Moreover, and harking back to the Trump official’s real-vs.-feel remark, the Daily Caller wrote Monday:
Statistics do not capture the feeling you get when you are sitting next to a strung-out schizophrenic on the subway. Statistics do not capture the feeling you get when having to walk around a homeless person defecating on the sidewalk. Nor do they capture the feeling of making sure not to step on the vagrant sleeping on your stoop as [you] unlock the door to your third floor walkup.
Safety in cities is as much about the visceral feeling of unease and constant, looming threats as it is about the random, horrific acts of violence that dominate news cycles almost weekly. No matter how many stats and data points get cited, the numbers will never fully capture the everyday reality for so many Americans living in urban areas.
In fairness, part of this “feeling” may be attributable to the new media and social-media landscape. Virtually everything is captured on video today, and it can be disseminated worldwide at a button’s touch. Additionally, with the “alternative” media now mainstream, and the ex-mainstream media waning, the latter can no longer bury “un-woke” crimes. The result: More than ever, people see violent incidents in living color. And seeing is believing — and fearing.
Be that as it may, the Daily Caller gets at a reality. Today’s rampant vagrancy and the aforementioned associated ills may not always be a “crime.” Nonetheless, they induce stress and fear in the populace. They also reflect criminal potentiality. With approximately 85 percent of vagrants being mentally ill or alcohol- or drug-addicted, it’s clear that many are ticking time bombs. One of them went off on August 22, too.
His name is Decarlos Brown Jr. — Iryna Zarutska’s murderer.
Yet amid the debates over whether “crime is down,” a point is missed.
Down from what? A 2020, post-George Floyd-madness high or some other recent mark?

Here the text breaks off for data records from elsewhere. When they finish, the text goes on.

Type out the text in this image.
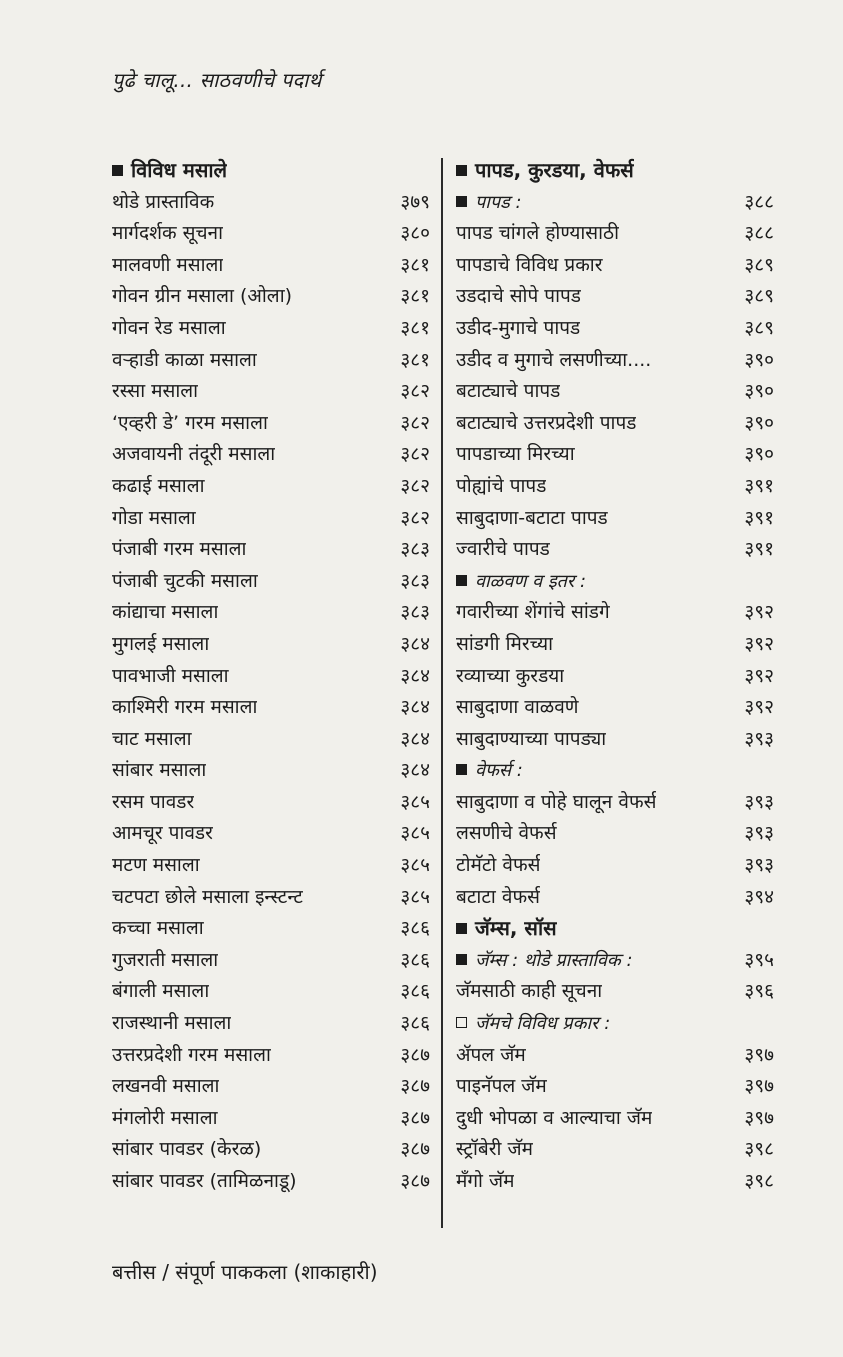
पुढे चालू... साठवणीचे पदार्थ
विविध मसाले
थोडे प्रास्ताविक	३७९
मार्गदर्शक सूचना	३८०
मालवणी मसाला	३८१
गोवन ग्रीन मसाला (ओला)	३८१
गोवन रेड मसाला	३८१
वऱ्हाडी काळा मसाला	३८१
रस्सा मसाला	३८२
‘एव्हरी डे’ गरम मसाला	३८२
अजवायनी तंदूरी मसाला	३८२
कढाई मसाला	३८२
गोडा मसाला	३८२
पंजाबी गरम मसाला	३८३
पंजाबी चुटकी मसाला	३८३
कांद्याचा मसाला	३८३
मुगलई मसाला	३८४
पावभाजी मसाला	३८४
काश्मिरी गरम मसाला	३८४
चाट मसाला	३८४
सांबार मसाला	३८४
रसम पावडर	३८५
आमचूर पावडर	३८५
मटण मसाला	३८५
चटपटा छोले मसाला इन्स्टन्ट	३८५
कच्चा मसाला	३८६
गुजराती मसाला	३८६
बंगाली मसाला	३८६
राजस्थानी मसाला	३८६
उत्तरप्रदेशी गरम मसाला	३८७
लखनवी मसाला	३८७
मंगलोरी मसाला	३८७
सांबार पावडर (केरळ)	३८७
सांबार पावडर (तामिळनाडू)	३८७
पापड, कुरडया, वेफर्स
पापड :	३८८
पापड चांगले होण्यासाठी	३८८
पापडाचे विविध प्रकार	३८९
उडदाचे सोपे पापड	३८९
उडीद-मुगाचे पापड	३८९
उडीद व मुगाचे लसणीच्या....	३९०
बटाट्याचे पापड	३९०
बटाट्याचे उत्तरप्रदेशी पापड	३९०
पापडाच्या मिरच्या	३९०
पोह्यांचे पापड	३९१
साबुदाणा-बटाटा पापड	३९१
ज्वारीचे पापड	३९१
वाळवण व इतर :
गवारीच्या शेंगांचे सांडगे	३९२
सांडगी मिरच्या	३९२
रव्याच्या कुरडया	३९२
साबुदाणा वाळवणे	३९२
साबुदाण्याच्या पापड्या	३९३
वेफर्स :
साबुदाणा व पोहे घालून वेफर्स	३९३
लसणीचे वेफर्स	३९३
टोमॅटो वेफर्स	३९३
बटाटा वेफर्स	३९४
जॅम्स, सॉस
जॅम्स : थोडे प्रास्ताविक :	३९५
जॅमसाठी काही सूचना	३९६
जॅमचे विविध प्रकार :
ॲपल जॅम	३९७
पाइनॅपल जॅम	३९७
दुधी भोपळा व आल्याचा जॅम	३९७
स्ट्रॉबेरी जॅम	३९८
मँगो जॅम	३९८
बत्तीस / संपूर्ण पाककला (शाकाहारी)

A story: I live in a beautiful, wealthy suburb of New York City. It’s the kind of place where, unlike in Big Apple hoods, store display windows aren’t gated at night. But guess what?
When my mother arrived in the U.S. in 1951, display windows in the Bronx also weren’t gated at night.
The Bronx.
But this had changed by the ’70s.
In this vein, Professor Thomas Sowell reported that while growing up in Harlem, NYC, in the ’30s and ’40s, he never heard a gunshot. This is unimaginable today. What’s different?
Demographics and the people’s moral foundation are.
The point is, does it make sense dismissing crime concerns because criminality isn’t as bad as recent history’s worst period? Our standards should be higher. Oh, maybe we won’t be Mayberry anytime soon, but we don’t have to be Mad Max land, either.
On Tuesday, Congresswoman Alma Adams (D-N.C.), who “represents” (the rumor holds) Charlotte, reacted to Zarutska’s killing and a consequent call by President Donald Trump for increased detention for chronic violent offenders.
“You can’t solve everything by putting people in jail,” she insisted.
But we don’t have to solve “everything” — just what the situation at issue reflects. And consider:
Murderer Decarlos Brown had on his rap sheet 14 arrests, some for violent offenses, dating back to 2011. He’d also been diagnosed with schizophrenia and was frighteningly disturbed. Why was he still on the streets?
Alma Adams is the reason — she and so many people like her.
It is factual that the vast majority of violent crimes are committed by a very small percentage of repeat offenders. (In Sweden, research found that one percent of the population commits 63 percent of all violent crime.) And half of all U.S. homicides occur in just two percent of our counties.
So, no, we don’t have to solve “everything.” Nor do we have jail everyone. We just have to get the predators who’ve already served notice on society off the streets.
Can we agree on this simple proposition? Or do some of us, bent on running interference for evil, want yet more innocent blood on our hands?